# What can I do?



## jcohen465 (May 15, 2006)

What should I do?
I have a 06' Jamis Ventura Elite and I want to upgrade it. What on the bike do you think needs to be upgraded the most, if there is anything that I should upgrade?
Thanks
Josh

Here is a link to the jamis website 
http://www.jamisbikes.com/usa/bikes/...ura_elite.html:p


----------



## covenant (May 21, 2002)

The wheelset first...


----------



## fleck (Mar 25, 2005)

A few questions...

What kind of rider are you? Goals?
Focus on climbing sprinting or all around?

What kind of budget are you in?


not knowing these...
I'd buy a light set of tubies. Ambrosio Chrono rims on some light hubs. American Classic gets you light weight with decent $. (Some people hate AC but i've had great luck with them)

Do you like the fit of the bars? Bars are very personal for comfort... Same Q with the saddle.
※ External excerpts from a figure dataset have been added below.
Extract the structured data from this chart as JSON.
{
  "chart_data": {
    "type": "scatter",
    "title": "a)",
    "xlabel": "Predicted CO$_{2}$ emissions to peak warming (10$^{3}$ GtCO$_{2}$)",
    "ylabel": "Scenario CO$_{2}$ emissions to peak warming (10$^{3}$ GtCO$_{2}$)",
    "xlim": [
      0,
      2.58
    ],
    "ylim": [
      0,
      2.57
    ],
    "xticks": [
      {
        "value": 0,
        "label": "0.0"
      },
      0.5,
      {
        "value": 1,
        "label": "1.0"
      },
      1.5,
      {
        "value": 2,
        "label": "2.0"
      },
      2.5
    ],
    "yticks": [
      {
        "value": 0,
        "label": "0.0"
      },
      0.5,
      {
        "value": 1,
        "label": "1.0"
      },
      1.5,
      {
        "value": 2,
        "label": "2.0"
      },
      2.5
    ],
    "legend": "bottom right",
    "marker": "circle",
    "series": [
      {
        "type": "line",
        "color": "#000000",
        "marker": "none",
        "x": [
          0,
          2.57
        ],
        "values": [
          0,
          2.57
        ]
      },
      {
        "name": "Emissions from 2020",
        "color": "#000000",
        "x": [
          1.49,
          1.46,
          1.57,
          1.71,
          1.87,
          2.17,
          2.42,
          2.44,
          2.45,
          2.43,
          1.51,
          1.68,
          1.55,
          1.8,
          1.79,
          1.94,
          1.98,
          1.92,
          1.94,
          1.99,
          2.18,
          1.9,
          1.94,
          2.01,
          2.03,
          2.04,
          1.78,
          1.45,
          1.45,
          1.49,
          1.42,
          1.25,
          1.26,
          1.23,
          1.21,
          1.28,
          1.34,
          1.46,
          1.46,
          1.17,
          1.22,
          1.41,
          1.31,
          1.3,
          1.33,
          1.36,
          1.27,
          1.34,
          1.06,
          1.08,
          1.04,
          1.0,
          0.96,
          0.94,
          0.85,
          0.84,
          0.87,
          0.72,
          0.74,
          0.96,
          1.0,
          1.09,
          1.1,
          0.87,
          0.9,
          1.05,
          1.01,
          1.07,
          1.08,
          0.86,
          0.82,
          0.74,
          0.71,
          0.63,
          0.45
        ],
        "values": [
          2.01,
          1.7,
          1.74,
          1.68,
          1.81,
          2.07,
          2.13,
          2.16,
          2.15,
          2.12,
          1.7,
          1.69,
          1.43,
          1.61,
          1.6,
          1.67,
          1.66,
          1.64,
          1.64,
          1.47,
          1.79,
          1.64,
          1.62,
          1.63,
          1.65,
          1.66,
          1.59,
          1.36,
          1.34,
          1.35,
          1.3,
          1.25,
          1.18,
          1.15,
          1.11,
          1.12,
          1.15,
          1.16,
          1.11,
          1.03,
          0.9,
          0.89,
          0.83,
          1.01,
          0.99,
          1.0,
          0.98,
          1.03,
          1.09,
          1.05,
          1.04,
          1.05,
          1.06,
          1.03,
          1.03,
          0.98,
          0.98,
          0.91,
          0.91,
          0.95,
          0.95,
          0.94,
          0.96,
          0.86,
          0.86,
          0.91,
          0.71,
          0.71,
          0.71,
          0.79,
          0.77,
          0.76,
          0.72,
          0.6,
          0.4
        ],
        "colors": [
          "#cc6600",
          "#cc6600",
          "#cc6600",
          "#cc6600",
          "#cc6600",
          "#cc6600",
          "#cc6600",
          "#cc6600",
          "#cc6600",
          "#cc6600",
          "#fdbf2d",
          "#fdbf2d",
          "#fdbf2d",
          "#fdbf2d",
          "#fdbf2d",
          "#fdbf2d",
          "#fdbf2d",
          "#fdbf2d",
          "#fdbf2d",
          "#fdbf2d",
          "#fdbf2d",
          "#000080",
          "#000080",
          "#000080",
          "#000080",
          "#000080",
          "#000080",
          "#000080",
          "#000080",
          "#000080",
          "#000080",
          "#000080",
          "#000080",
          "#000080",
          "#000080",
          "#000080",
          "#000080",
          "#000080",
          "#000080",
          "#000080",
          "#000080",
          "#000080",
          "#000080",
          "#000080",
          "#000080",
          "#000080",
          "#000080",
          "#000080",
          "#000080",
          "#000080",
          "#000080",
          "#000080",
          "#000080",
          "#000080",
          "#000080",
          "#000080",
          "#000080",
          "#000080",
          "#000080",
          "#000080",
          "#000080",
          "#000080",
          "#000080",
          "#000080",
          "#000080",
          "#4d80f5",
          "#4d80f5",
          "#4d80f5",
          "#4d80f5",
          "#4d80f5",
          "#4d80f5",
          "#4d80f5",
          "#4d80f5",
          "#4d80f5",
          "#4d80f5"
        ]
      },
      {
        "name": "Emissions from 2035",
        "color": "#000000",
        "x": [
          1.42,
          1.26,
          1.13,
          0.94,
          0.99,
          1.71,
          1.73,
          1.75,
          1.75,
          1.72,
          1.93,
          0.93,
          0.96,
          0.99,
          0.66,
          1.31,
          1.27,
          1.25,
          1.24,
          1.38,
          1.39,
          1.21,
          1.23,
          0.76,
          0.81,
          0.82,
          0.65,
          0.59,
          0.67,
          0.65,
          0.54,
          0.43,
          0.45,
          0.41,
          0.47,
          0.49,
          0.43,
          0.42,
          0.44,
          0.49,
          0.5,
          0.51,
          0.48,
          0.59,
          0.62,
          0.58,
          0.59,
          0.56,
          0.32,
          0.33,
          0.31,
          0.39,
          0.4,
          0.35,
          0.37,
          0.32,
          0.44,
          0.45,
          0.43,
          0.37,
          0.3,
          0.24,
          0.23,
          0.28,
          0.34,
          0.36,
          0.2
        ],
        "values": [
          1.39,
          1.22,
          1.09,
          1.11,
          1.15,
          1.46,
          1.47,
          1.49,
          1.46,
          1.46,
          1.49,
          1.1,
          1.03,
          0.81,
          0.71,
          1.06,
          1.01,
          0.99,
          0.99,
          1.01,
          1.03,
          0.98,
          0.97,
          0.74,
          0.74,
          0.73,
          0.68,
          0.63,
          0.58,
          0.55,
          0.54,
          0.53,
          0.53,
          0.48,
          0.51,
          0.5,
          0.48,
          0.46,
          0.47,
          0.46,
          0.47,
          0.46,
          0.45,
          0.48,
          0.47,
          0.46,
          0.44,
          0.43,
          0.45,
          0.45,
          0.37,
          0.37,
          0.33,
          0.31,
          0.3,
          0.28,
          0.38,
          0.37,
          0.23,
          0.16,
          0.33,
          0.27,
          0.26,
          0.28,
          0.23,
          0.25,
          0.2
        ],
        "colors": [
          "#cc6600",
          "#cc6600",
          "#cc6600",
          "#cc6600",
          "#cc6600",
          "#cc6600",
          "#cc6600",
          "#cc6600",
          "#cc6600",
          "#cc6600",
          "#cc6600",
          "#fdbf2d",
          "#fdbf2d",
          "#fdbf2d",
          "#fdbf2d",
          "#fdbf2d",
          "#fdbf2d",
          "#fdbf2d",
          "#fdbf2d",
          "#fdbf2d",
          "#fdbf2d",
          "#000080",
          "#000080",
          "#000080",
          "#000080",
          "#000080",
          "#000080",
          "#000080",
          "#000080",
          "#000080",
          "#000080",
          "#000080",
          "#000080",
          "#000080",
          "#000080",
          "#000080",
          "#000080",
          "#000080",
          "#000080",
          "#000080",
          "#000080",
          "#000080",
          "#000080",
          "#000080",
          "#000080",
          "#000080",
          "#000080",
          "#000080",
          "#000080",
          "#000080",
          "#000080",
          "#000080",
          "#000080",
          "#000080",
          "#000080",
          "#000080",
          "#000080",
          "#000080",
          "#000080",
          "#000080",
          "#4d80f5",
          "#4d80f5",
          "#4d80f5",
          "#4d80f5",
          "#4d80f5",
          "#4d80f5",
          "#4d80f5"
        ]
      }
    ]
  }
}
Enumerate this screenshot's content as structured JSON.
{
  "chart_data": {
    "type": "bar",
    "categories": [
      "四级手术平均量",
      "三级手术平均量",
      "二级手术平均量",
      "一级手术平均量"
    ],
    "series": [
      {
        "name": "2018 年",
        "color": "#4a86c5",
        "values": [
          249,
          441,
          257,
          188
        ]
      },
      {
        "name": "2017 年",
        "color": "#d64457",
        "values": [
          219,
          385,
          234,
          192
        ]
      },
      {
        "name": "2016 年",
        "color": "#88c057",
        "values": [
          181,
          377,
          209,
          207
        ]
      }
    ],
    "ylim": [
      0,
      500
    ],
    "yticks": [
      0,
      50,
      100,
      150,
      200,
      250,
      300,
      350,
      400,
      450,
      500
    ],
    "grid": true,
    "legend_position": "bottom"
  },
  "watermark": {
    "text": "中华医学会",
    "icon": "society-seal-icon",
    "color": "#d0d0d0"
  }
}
What kind of pedals are you running? The M2 Orb II are super light.

Lighter seatpoast...

Perhaps some diffrent brakes on that. Not sure how their road calipers but i really don't like their linear pull brakes.


----------



## Savedsol (Sep 23, 2004)

The first question you need to ask is "why?" Is it to be cool around a forum*? Do you really want to spend your cash to make it light, prettier or more comfy. Only you know the answers to these questions. 

*This isn't meant as an insult, some people (myself included) just get carried away sometimes for all the wrong reasons.


----------



## ericm979 (Jun 26, 2005)

If your goal is to be faster, spend your money on getting more training in, making yourself more comfortable on the bike (i.e. good shoes and shorts), and maybe a HRM or power meter. Make sure that you have enough money for consumeables (tires, tubes, chains). Make sure you have a saddle that fits, pedals you like, and bars that fit. 

Unlike some sports, in cycling spending money on gear does not make you faster. It just gets you nicer gear.


----------